I have found it interesting that most of the nursing schools do not require the NANDA book. The use other "care plan books" I have also heard of schools refuse to let the students use any "Non approved" books including NANDA.

Drives me nuts.

Having taught in schools and contributed to textbooks (the latest being a very heavily-used "nursing diagnosis handbook") and serving on the NANDA-I research and education committee as we speak, I think there are a lot of things going on here.
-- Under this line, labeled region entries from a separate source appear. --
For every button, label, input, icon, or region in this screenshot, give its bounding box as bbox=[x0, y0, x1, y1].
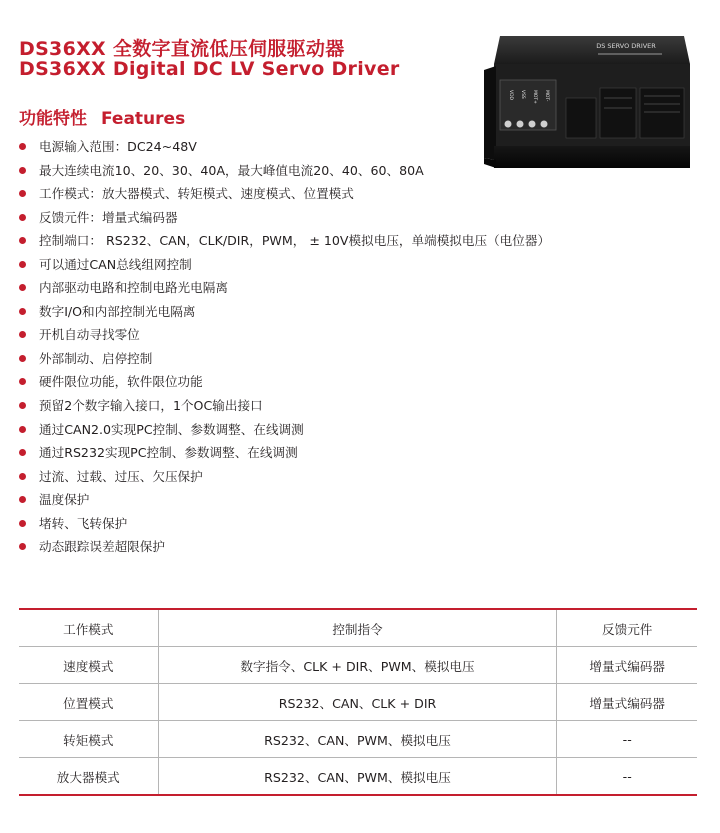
bullet-icon bbox=[19, 167, 26, 174]
bullet-icon bbox=[19, 355, 26, 362]
feature-item bbox=[19, 135, 550, 159]
bullet-icon bbox=[19, 237, 26, 244]
feature-text: 电源输入范围：DC24~48V bbox=[39, 139, 197, 154]
page-title-cn: DS36XX 全数字直流低压伺服驱动器 bbox=[19, 38, 345, 60]
features-heading bbox=[19, 104, 185, 129]
bullet-icon bbox=[19, 426, 26, 433]
cell-mode: 位置模式 bbox=[19, 684, 158, 721]
cell-command: RS232、CAN、CLK + DIR bbox=[158, 684, 557, 721]
feature-item bbox=[19, 347, 550, 371]
terminal-label-mot-minus: MOT- bbox=[544, 90, 549, 102]
bullet-icon bbox=[19, 143, 26, 150]
spec-table bbox=[19, 608, 697, 796]
bullet-icon bbox=[19, 473, 26, 480]
feature-text: 控制端口： RS232、CAN，CLK/DIR，PWM， ± 10V模拟电压，单端模拟电压（电位器） bbox=[39, 233, 551, 249]
feature-item bbox=[19, 370, 550, 394]
bullet-icon bbox=[19, 308, 26, 315]
feature-item bbox=[19, 535, 550, 559]
features-heading-en: Features bbox=[101, 109, 186, 129]
feature-item bbox=[19, 229, 550, 253]
feature-text: 外部制动、启停控制 bbox=[39, 350, 153, 366]
table-row bbox=[19, 684, 697, 721]
feature-item bbox=[19, 512, 550, 536]
bullet-icon bbox=[19, 378, 26, 385]
feature-item bbox=[19, 323, 550, 347]
cell-command: RS232、CAN、PWM、模拟电压 bbox=[158, 758, 557, 796]
feature-item bbox=[19, 441, 550, 465]
cell-feedback: -- bbox=[557, 721, 697, 758]
feature-item bbox=[19, 394, 550, 418]
bullet-icon bbox=[19, 402, 26, 409]
bullet-icon bbox=[19, 520, 26, 527]
cell-mode: 转矩模式 bbox=[19, 721, 158, 758]
feature-text: 温度保护 bbox=[39, 492, 90, 508]
feature-text: 反馈元件：增量式编码器 bbox=[39, 209, 178, 225]
feature-text: 可以通过CAN总线组网控制 bbox=[39, 256, 192, 272]
bullet-icon bbox=[19, 496, 26, 503]
page-title-en: DS36XX Digital DC LV Servo Driver bbox=[19, 58, 400, 80]
bullet-icon bbox=[19, 214, 26, 221]
feature-item bbox=[19, 418, 550, 442]
feature-text: 硬件限位功能，软件限位功能 bbox=[39, 374, 203, 390]
feature-text: 最大连续电流10、20、30、40A，最大峰值电流20、40、60、80A bbox=[39, 162, 424, 178]
column-header-mode: 工作模式 bbox=[19, 609, 158, 647]
table-header-row bbox=[19, 609, 697, 647]
bullet-icon bbox=[19, 261, 26, 268]
feature-text: 数字I/O和内部控制光电隔离 bbox=[39, 303, 196, 319]
feature-text: 通过RS232实现PC控制、参数调整、在线调测 bbox=[39, 445, 298, 461]
terminal-label-vdd: VDD bbox=[508, 90, 513, 101]
cell-command: RS232、CAN、PWM、模拟电压 bbox=[158, 721, 557, 758]
feature-item bbox=[19, 276, 550, 300]
feature-text: 堵转、飞转保护 bbox=[39, 515, 128, 531]
feature-text: 工作模式：放大器模式、转矩模式、速度模式、位置模式 bbox=[39, 186, 354, 202]
cell-feedback: -- bbox=[557, 758, 697, 796]
bullet-icon bbox=[19, 543, 26, 550]
feature-item bbox=[19, 253, 550, 277]
feature-item bbox=[19, 182, 550, 206]
feature-item bbox=[19, 488, 550, 512]
table-row bbox=[19, 758, 697, 796]
product-label: DS SERVO DRIVER bbox=[596, 42, 656, 50]
terminal-label-mot-plus: MOT+ bbox=[532, 90, 537, 104]
features-heading-cn: 功能特性 bbox=[19, 109, 87, 129]
table-row bbox=[19, 647, 697, 684]
feature-item bbox=[19, 159, 550, 183]
table-row bbox=[19, 721, 697, 758]
feature-text: 内部驱动电路和控制电路光电隔离 bbox=[39, 280, 228, 296]
terminal-label-vss: VSS bbox=[520, 90, 525, 99]
column-header-feedback: 反馈元件 bbox=[557, 609, 697, 647]
bullet-icon bbox=[19, 190, 26, 197]
cell-command: 数字指令、CLK + DIR、PWM、模拟电压 bbox=[158, 647, 557, 684]
column-header-command: 控制指令 bbox=[158, 609, 557, 647]
cell-feedback: 增量式编码器 bbox=[557, 647, 697, 684]
bullet-icon bbox=[19, 284, 26, 291]
feature-text: 开机自动寻找零位 bbox=[39, 327, 140, 343]
feature-text: 过流、过载、过压、欠压保护 bbox=[39, 468, 203, 484]
bullet-icon bbox=[19, 449, 26, 456]
feature-text: 通过CAN2.0实现PC控制、参数调整、在线调测 bbox=[39, 421, 304, 437]
cell-feedback: 增量式编码器 bbox=[557, 684, 697, 721]
features-list bbox=[19, 135, 550, 559]
cell-mode: 放大器模式 bbox=[19, 758, 158, 796]
feature-item bbox=[19, 300, 550, 324]
feature-text: 动态跟踪误差超限保护 bbox=[39, 539, 165, 555]
cell-mode: 速度模式 bbox=[19, 647, 158, 684]
feature-item bbox=[19, 206, 550, 230]
feature-item bbox=[19, 465, 550, 489]
bullet-icon bbox=[19, 331, 26, 338]
feature-text: 预留2个数字输入接口，1个OC输出接口 bbox=[39, 398, 263, 414]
First, many faculty learned about NANDA back in the day before it was NANDA-I when it was a pain in the neck, totally academic-speak, very dogmatic, and not the least bit user-friendly. And some of it downright silly. So they think it's still like that and don't prescribe it for their students. This is an awful error, as the last 2 editions (2012-14 and 2015-17) have a WONDERFUL intro section aimed specifically at students that give them a really good jumpstart into thinking like a nurse. Hell, I've been using it for at least 6 years and I'm still learning how great it is in my current work, and I really do use it because it gives me power when I have to justify my nursing judgment.

Second, many colleges have contracts with publishers for their books, and that's all they buy. The NANDA-I is cheap and easily used in hard copy or on your e-reader/Kindle/iPad, and so I tell students to get it themselves at Amazon and get ahead without telling their faculty why. Extra learning ought never to be forbidden or avoided!